A principios de marzo, Edwards y Miller ven a su paciente más joven. El pequeño Hunter Reinard, quien acaba de cumplir 4 años, ha tenido COVID persistente durante dos de esos años. Se esconde detrás de una silla azul en la consulta mientras su madre, Kristin, explica que después de que toda la familia se contagió de COVID al principio de la pandemia, él comenzó a sufrir fiebre alta cada pocas semanas. No estaba comiendo bien (le dijo a su mamá que la comida olía mal) y no estaba durmiendo. Al paso de los meses, Kristin había llevado a Hunter a varios hospitales. “Nadie sabía qué hacer con él”, dice Kristin a Edwards y Miller. “Fue muy frustrante porque pensé: ‘No sé qué hacer en este momento. Nadie me cree’”.

Ella les dice a los médicos que Hunter está comenzando a ganar peso gracias a los batidos PediaSure que le ha estado dando.
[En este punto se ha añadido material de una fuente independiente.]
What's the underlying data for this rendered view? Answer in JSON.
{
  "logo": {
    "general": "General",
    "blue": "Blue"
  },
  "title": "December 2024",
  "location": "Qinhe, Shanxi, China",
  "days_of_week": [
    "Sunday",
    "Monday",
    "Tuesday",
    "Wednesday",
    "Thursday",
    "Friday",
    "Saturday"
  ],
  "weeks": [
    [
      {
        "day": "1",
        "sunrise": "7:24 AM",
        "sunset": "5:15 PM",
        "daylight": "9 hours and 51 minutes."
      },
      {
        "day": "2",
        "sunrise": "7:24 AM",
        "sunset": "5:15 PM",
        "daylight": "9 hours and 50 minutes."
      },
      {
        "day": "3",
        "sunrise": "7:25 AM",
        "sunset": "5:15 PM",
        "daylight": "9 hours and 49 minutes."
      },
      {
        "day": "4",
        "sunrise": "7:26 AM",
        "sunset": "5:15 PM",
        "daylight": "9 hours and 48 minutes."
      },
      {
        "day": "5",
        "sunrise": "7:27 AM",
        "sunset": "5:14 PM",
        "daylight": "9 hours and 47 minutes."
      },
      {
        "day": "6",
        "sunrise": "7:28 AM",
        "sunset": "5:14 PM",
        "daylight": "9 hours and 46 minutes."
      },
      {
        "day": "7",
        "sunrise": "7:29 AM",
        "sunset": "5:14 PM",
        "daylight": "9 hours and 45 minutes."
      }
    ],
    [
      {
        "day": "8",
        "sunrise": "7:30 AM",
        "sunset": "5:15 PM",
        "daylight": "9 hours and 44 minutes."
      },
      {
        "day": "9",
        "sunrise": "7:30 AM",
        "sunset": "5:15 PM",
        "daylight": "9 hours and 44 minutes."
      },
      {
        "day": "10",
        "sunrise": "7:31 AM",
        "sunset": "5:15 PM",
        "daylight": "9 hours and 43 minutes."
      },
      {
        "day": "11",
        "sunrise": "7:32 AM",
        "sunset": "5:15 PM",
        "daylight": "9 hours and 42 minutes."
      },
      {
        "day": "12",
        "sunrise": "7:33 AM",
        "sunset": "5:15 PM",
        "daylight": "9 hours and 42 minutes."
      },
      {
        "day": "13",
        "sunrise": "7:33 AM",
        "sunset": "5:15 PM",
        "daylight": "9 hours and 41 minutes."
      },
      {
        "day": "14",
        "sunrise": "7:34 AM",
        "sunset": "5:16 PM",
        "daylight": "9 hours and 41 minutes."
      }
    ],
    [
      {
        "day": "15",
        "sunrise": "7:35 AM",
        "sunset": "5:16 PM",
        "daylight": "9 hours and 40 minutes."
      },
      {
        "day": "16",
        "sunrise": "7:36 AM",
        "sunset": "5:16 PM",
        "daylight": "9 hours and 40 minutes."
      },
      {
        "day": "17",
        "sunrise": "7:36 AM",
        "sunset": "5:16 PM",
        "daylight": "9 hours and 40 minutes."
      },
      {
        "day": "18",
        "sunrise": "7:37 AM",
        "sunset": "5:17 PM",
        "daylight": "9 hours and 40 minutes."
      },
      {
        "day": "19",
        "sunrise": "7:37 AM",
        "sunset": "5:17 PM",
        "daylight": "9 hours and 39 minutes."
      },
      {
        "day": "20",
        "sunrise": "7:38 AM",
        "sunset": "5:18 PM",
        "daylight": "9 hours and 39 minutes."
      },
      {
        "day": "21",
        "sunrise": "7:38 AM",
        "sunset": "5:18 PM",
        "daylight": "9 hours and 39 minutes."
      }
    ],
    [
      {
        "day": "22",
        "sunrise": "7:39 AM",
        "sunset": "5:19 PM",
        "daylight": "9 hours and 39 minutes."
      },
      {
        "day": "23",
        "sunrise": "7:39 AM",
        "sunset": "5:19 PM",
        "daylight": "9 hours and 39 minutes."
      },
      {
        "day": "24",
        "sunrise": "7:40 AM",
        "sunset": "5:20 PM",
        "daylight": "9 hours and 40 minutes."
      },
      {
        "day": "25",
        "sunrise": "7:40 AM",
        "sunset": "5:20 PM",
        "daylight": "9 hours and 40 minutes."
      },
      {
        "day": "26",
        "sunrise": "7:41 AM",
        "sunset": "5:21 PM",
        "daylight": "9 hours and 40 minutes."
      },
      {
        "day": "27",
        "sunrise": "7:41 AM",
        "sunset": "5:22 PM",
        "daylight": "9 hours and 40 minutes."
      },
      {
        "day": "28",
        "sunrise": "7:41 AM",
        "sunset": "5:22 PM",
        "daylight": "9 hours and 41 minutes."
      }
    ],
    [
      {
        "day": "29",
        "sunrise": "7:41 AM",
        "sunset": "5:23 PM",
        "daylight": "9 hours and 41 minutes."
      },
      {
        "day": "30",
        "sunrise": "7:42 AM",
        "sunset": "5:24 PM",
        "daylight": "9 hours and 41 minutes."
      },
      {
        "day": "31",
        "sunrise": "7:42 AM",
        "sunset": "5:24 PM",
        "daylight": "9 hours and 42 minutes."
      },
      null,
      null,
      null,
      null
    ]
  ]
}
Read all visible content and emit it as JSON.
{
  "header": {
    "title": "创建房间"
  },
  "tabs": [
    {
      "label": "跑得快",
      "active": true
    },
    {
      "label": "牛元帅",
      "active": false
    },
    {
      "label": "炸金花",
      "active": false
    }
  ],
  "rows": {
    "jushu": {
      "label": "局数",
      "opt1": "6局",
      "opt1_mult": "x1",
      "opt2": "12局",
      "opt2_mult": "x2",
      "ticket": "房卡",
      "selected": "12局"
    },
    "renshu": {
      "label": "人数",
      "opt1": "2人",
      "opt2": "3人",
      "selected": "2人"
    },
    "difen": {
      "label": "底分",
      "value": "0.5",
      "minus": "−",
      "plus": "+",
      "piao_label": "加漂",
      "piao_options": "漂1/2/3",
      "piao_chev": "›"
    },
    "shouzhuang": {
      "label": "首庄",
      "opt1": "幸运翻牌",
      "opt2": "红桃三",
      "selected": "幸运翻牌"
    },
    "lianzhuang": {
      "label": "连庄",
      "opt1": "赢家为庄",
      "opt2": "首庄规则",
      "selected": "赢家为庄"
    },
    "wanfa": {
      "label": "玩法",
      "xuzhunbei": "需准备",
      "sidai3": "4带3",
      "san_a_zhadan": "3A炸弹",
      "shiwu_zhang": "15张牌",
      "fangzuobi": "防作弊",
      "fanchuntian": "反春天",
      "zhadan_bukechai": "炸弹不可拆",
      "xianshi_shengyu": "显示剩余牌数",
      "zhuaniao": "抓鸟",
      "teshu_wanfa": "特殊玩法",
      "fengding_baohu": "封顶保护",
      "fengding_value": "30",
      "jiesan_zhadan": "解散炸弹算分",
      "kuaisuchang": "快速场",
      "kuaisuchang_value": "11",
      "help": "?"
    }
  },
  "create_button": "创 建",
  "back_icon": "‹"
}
Y también dejó de encontrarlo a las 4:00 horas jugando con sus juguetes, una vez que comenzó a darle un suplemento de melatonina para ayudarlo a dormir.

Pero toda la familia volvió a contraer COVID en diciembre. En febrero, la fiebre intermitente de Hunter llegó a 41 grados. Empezó a alucinar, veía personajes de sus videojuegos favoritos flotando en el techo. Kristin dice que se ha sentido abrumada.

“Quiero decirte que no estás loca”, le dice Edwards. “Me siento loca”, replica Kristin. “Durante un año y medio nadie me creyó”. “Yo te creo”, le dice Edwards.

Algunos en la comunidad médica teorizan que el COVID persistente es una respuesta autoinmune o que el virus causa daño nervioso. Pero nadie lo sabe con seguridad. En el Rainbow Babies, Edwards y Miller suelen recetar descanso y cambios en la dieta. Lincoln Brockmeyer dice que el apoyo y la orientación que ha recibido de sus médicos han comenzado a dar frutos. Está comiendo mejor y casi ha recuperado su peso pre-COVID. También tiene más energía. Eliminar la azúcar refinada de su dieta ha sido un “parteaguas”, dice. Ahora puede dar paseos más largos y, en los días buenos, puede encestar un poco. Pero tiene que sentarse entre tiro y tiro. “Eso fue lo que más me decepcionó, porque me perdí toda la temporada de baloncesto”, se lamenta. “Trabajé muy duro y todo se desperdició”.

El baloncesto no ha sido la única pérdida para este estudiante de secundaria en una ciudad nueva. Lincoln dice que recién empezaba a hacer amigos en su escuela cuando se enfermó. Luego solo pudo ver por Snapchat cómo se divertían sus nuevos amigos: “Me sentí muy solo”. Todavía se siente atrasado en las clases, pero dice que su salud mental ha mejorado desde el diagnóstico. “Ahora que sabemos que es COVID persistente, se siente mejor saber lo que realmente tengo”, dice, “y que podemos hacer algo al respecto”.